Achieve Question 13

[005917072]

This was how I solved this Achieve Question, and it is correct but I was unsure about including OH-? From what I can tell it's an intermediate and I thought you're not supposed to include intermediates in rate laws (which is why HClO had to be replaced with ClO-/OH- in the first place), so I don't understand why it's okay to have OH- in this rate law?

[305920501]

In this case, we are asked to write the rate law for the formation of IO- and we must look at the slowest step because this is the rate-determining step.
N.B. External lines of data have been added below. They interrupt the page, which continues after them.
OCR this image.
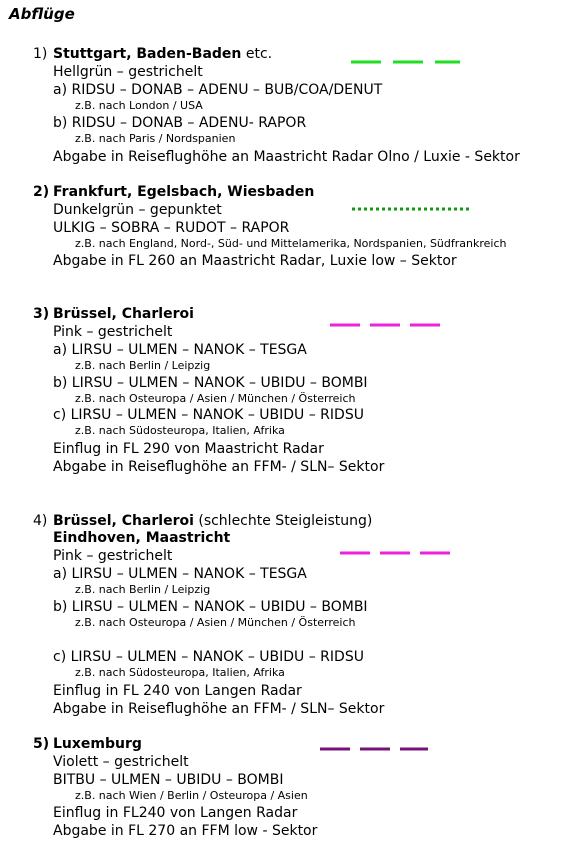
Abflüge
1) Stuttgart, Baden-Baden etc.
Hellgrün – gestrichelt
a) RIDSU – DONAB – ADENU – BUB/COA/DENUT
z.B. nach London / USA
b) RIDSU – DONAB – ADENU- RAPOR
z.B. nach Paris / Nordspanien
Abgabe in Reiseflughöhe an Maastricht Radar Olno / Luxie - Sektor
2) Frankfurt, Egelsbach, Wiesbaden
Dunkelgrün – gepunktet
ULKIG – SOBRA – RUDOT – RAPOR
z.B. nach England, Nord-, Süd- und Mittelamerika, Nordspanien, Südfrankreich
Abgabe in FL 260 an Maastricht Radar, Luxie low – Sektor
3) Brüssel, Charleroi
Pink – gestrichelt
a) LIRSU – ULMEN – NANOK – TESGA
z.B. nach Berlin / Leipzig
b) LIRSU – ULMEN – NANOK – UBIDU – BOMBI
z.B. nach Osteuropa / Asien / München / Österreich
c) LIRSU – ULMEN – NANOK – UBIDU – RIDSU
z.B. nach Südosteuropa, Italien, Afrika
Einflug in FL 290 von Maastricht Radar
Abgabe in Reiseflughöhe an FFM- / SLN– Sektor
4) Brüssel, Charleroi (schlechte Steigleistung)
Eindhoven, Maastricht
Pink – gestrichelt
a) LIRSU – ULMEN – NANOK – TESGA
z.B. nach Berlin / Leipzig
b) LIRSU – ULMEN – NANOK – UBIDU – BOMBI
z.B. nach Osteuropa / Asien / München / Österreich
c) LIRSU – ULMEN – NANOK – UBIDU – RIDSU
z.B. nach Südosteuropa, Italien, Afrika
Einflug in FL 240 von Langen Radar
Abgabe in Reiseflughöhe an FFM- / SLN– Sektor
5) Luxemburg
Violett – gestrichelt
BITBU – ULMEN – UBIDU – BOMBI
z.B. nach Wien / Berlin / Osteuropa / Asien
Einflug in FL240 von Langen Radar
Abgabe in FL 270 an FFM low - Sektor
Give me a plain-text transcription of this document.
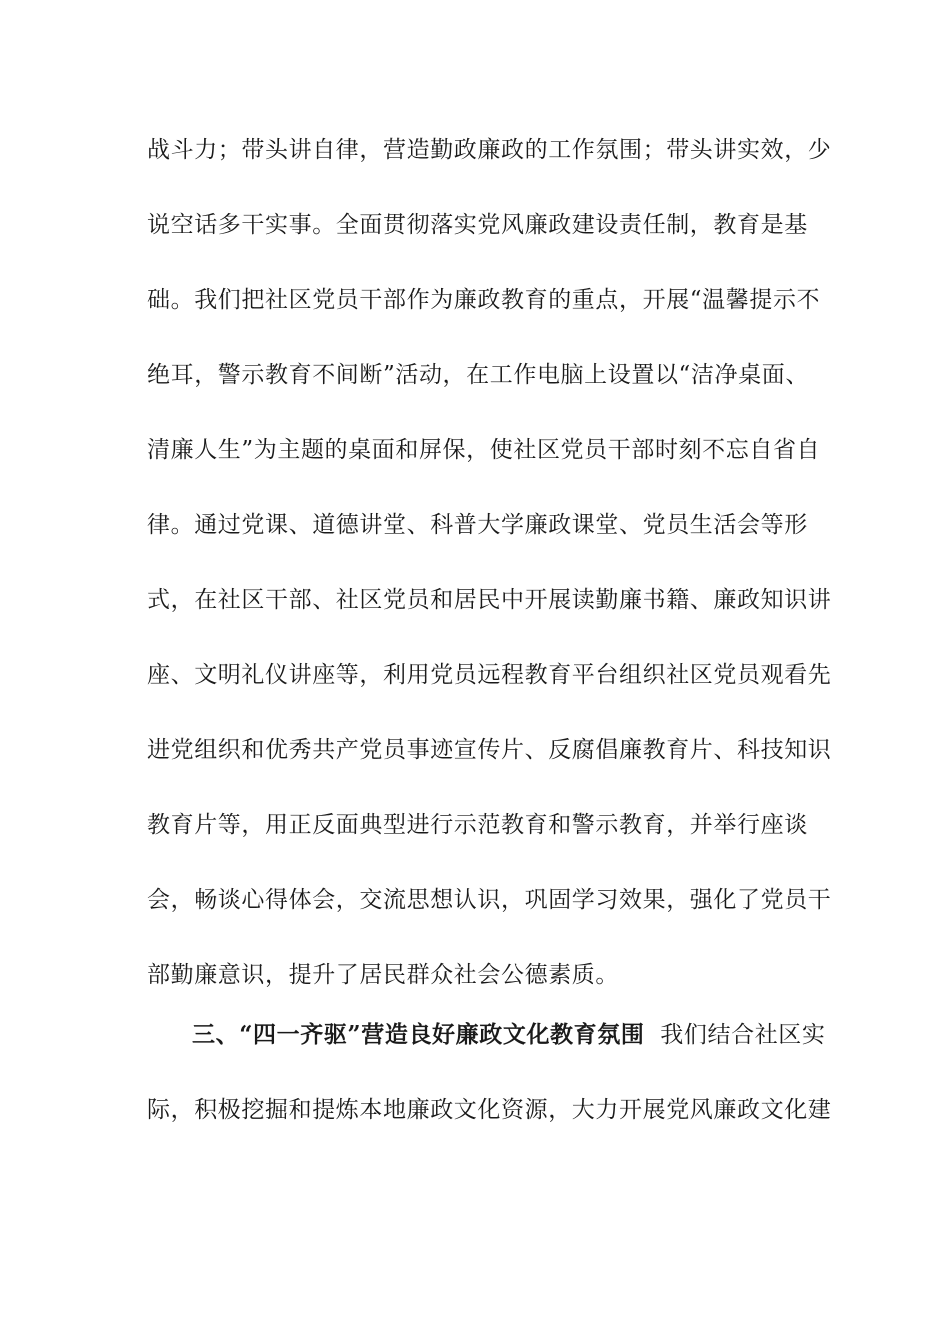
战斗力；带头讲自律，营造勤政廉政的工作氛围；带头讲实效，少
说空话多干实事。全面贯彻落实党风廉政建设责任制，教育是基
础。我们把社区党员干部作为廉政教育的重点，开展“温馨提示不
绝耳，警示教育不间断”活动，在工作电脑上设置以“洁净桌面、
清廉人生”为主题的桌面和屏保，使社区党员干部时刻不忘自省自
律。通过党课、道德讲堂、科普大学廉政课堂、党员生活会等形
式，在社区干部、社区党员和居民中开展读勤廉书籍、廉政知识讲
座、文明礼仪讲座等，利用党员远程教育平台组织社区党员观看先
进党组织和优秀共产党员事迹宣传片、反腐倡廉教育片、科技知识
教育片等，用正反面典型进行示范教育和警示教育，并举行座谈
会，畅谈心得体会，交流思想认识，巩固学习效果，强化了党员干
部勤廉意识，提升了居民群众社会公德素质。
三、“四一齐驱”营造良好廉政文化教育氛围 我们结合社区实
际，积极挖掘和提炼本地廉政文化资源，大力开展党风廉政文化建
I agree it is weird we have to replace HClO as an intermediate and not OH-. I thought when doing this problem that maybe it has to do with the fact that OH- is not immediately used by the next step to carry on the reaction, because my understanding is an intermediate is something formed by a previous step that is necessary for the succession of the next step, but in this case OH- is not needed. I think this may mean it is not treated the same way as HClO.

[Brian Cho 3E]

To write the rate law for the formation of IO-, you need to first look at the slow step and write the rate law based on that first. You get rate=k[I-][HClO]. As [HClO] is an intermediate, you need to find a way to rewrite this value. [HClO] can also be found in the first step. Write the rate law of the forward and reverse reaction and set them equal to each other as it is fast in both directions. [HClO]=[ClO][H2O]/[OH-]. [H2O] can be cancelled out as it is a catalyst. The resulting rate law is k=[ClO-][I-]/[OH-].